A country with 5.5 million people has a limited pool of talented singers prepared to go on such a show, and lately the show was becoming increasingly dependent on fresh meat – teens who had just become eligible by turning 16 and couldn’t see the downside.

As well as intense media interest, there are certain radio stations who steadfastly refuse to play music made by former ‘X Factor’ and Eurovision contestants, and one of the tabloids had a field day when it discovered one of the winners, Sarah from Series 4, working in a hardware store barely three years after winning.

Judging by their bank balance
The same can’t be said for the judges, most particularly music producer Remee and Thomas Blachman, a jazz musician who has recently become rich off the back of licensing ‘Mentor’, a show similar to ‘X Factor’ but with a few tweaks – a similar story to Simon Cowell’s reworking of ‘Pop Idol’.

As a last hurrah the producers have hired singer Sanne Salomonsen, a huge name in the early 1980s, to join the panel for the final series.

Replacing the insipid Mette Lindberg, she might finally provide the show with the battleaxe it has been sorely lacking – a foil to Blachman’s steady flow of nonsense.

For the record, Blachman’s been a judge for every season bar one and won it only once. In contrast, Remee is four from six.

First poposed last year
Finally, if anyone’s looking for someone to blame … or thank … try Danske Folkeparti.

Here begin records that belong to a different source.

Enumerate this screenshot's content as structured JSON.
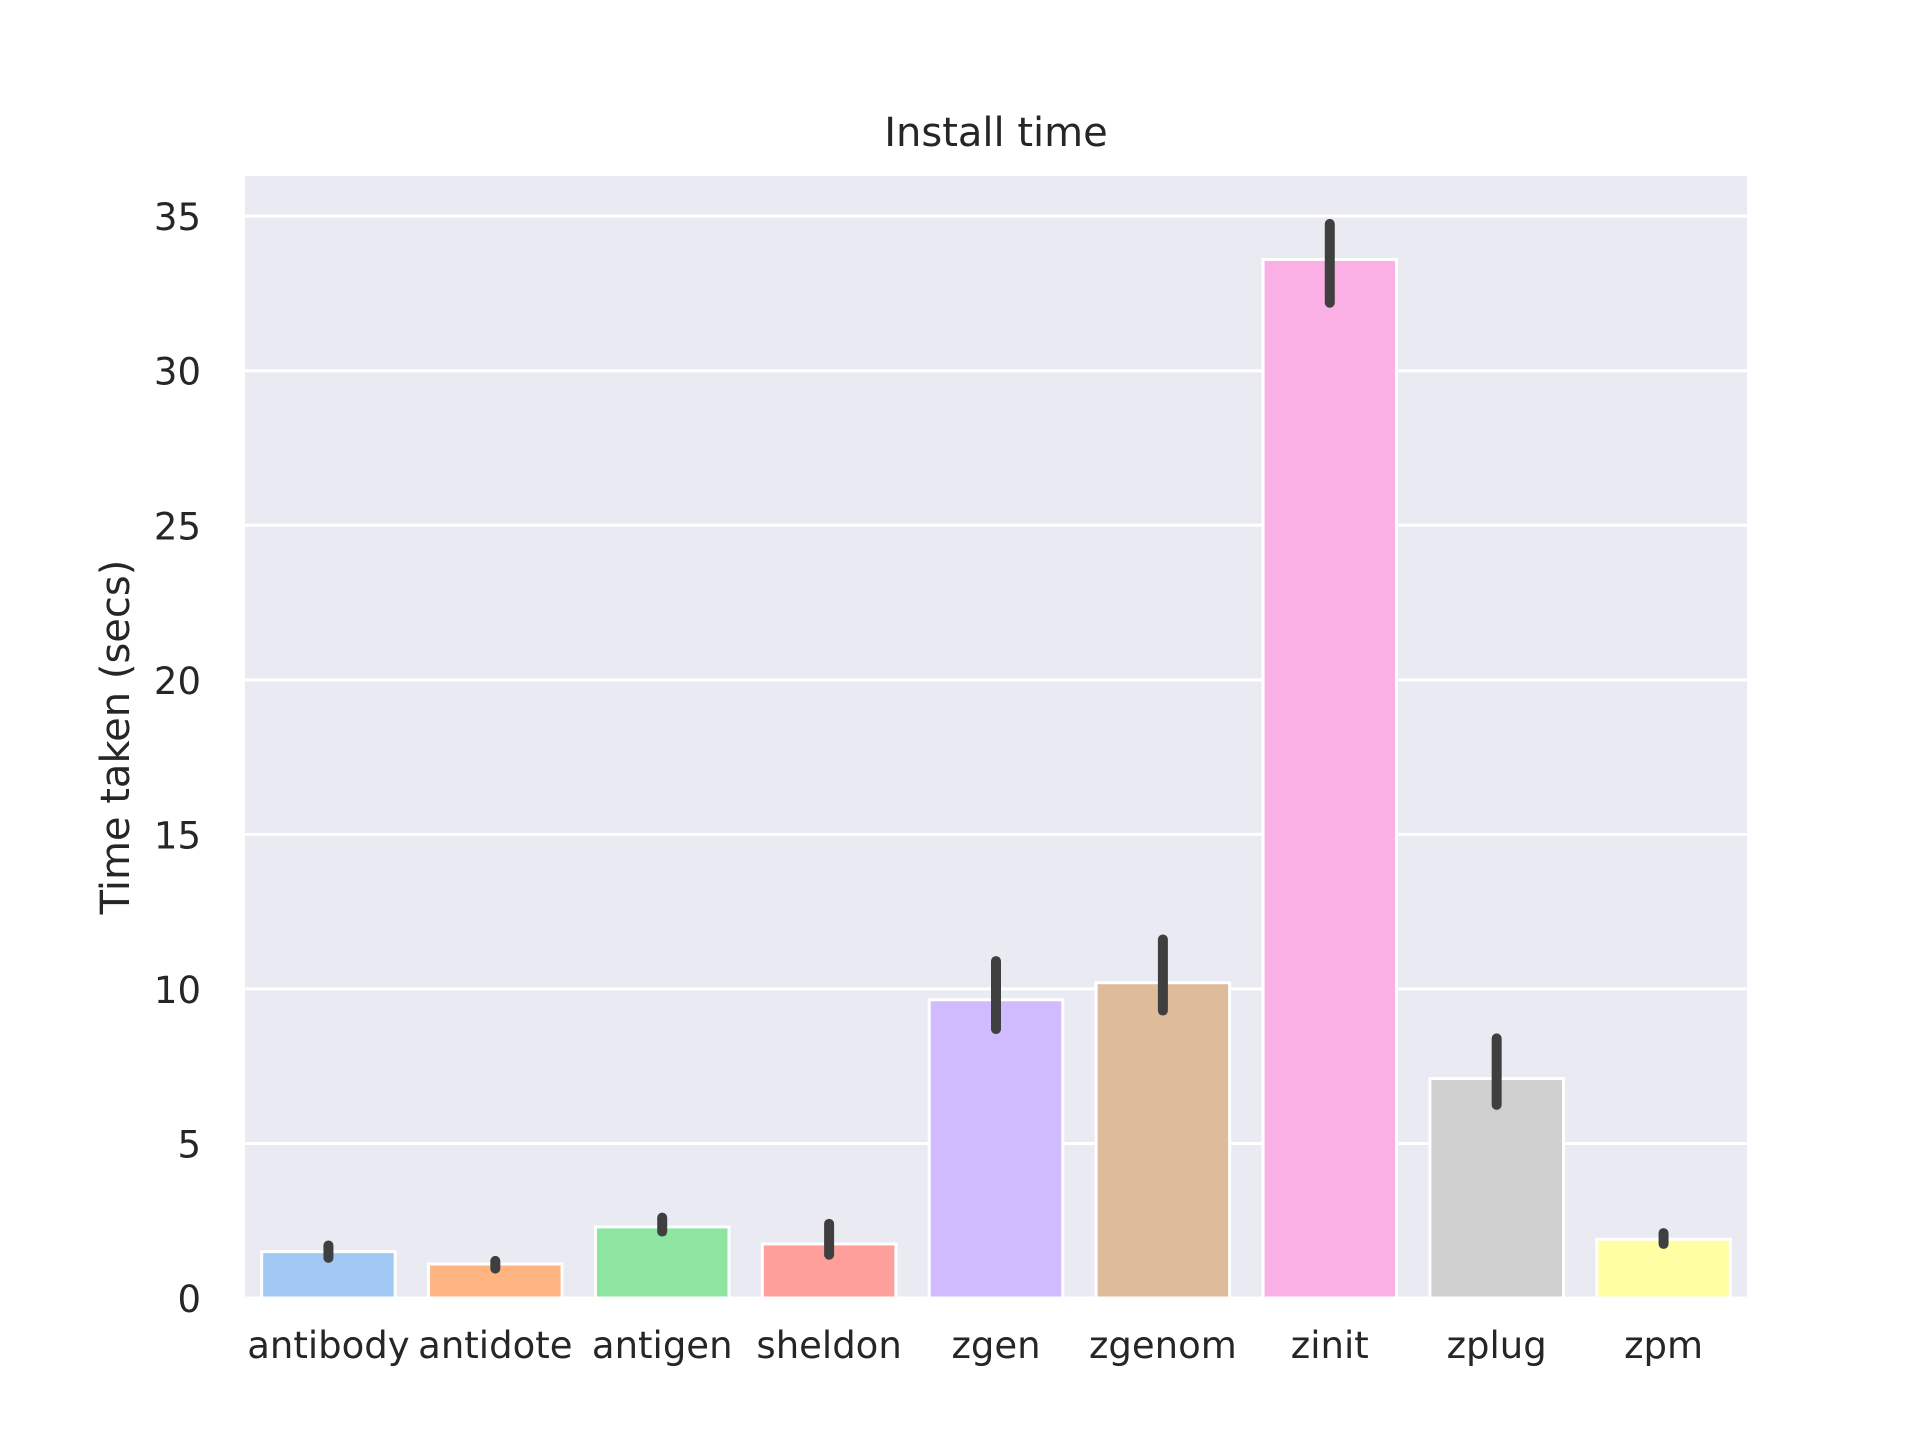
{
  "chart_data": {
    "type": "bar",
    "title": "Install time",
    "xlabel": "",
    "ylabel": "Time taken (secs)",
    "categories": [
      "antibody",
      "antidote",
      "antigen",
      "sheldon",
      "zgen",
      "zgenom",
      "zinit",
      "zplug",
      "zpm"
    ],
    "values": [
      1.5,
      1.1,
      2.3,
      1.75,
      9.65,
      10.2,
      33.6,
      7.1,
      1.9
    ],
    "error_low": [
      1.3,
      0.95,
      2.15,
      1.4,
      8.7,
      9.3,
      32.2,
      6.25,
      1.75
    ],
    "error_high": [
      1.7,
      1.2,
      2.6,
      2.4,
      10.9,
      11.6,
      34.75,
      8.4,
      2.1
    ],
    "colors": [
      "#a1c9f4",
      "#ffb482",
      "#8de5a1",
      "#ff9f9b",
      "#d0bbff",
      "#debb9b",
      "#fab0e4",
      "#cfcfcf",
      "#fffea3"
    ],
    "yticks": [
      "0",
      "5",
      "10",
      "15",
      "20",
      "25",
      "30",
      "35"
    ],
    "ylim": [
      0,
      36.3
    ],
    "grid": true,
    "style": {
      "background": "#eaeaf2",
      "gridline": "#ffffff",
      "errorbar": "#3f3f3f",
      "text": "#262626"
    }
  }
}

In August 2016, it proposed cutting ‘X Factor’ in a bid to reduce DR’s spending under the next media deal, which comes into effect next year and will shortly be negotiated by MPs.

At the time, DR chairman Michael Christiansen said cutting light entertainment programs like X Factor made little sense, but with pressure mounting on the public broadcaster to reduce its costs – amid talk of abolishing the licence fee altogether – it has now clearly changed its tune.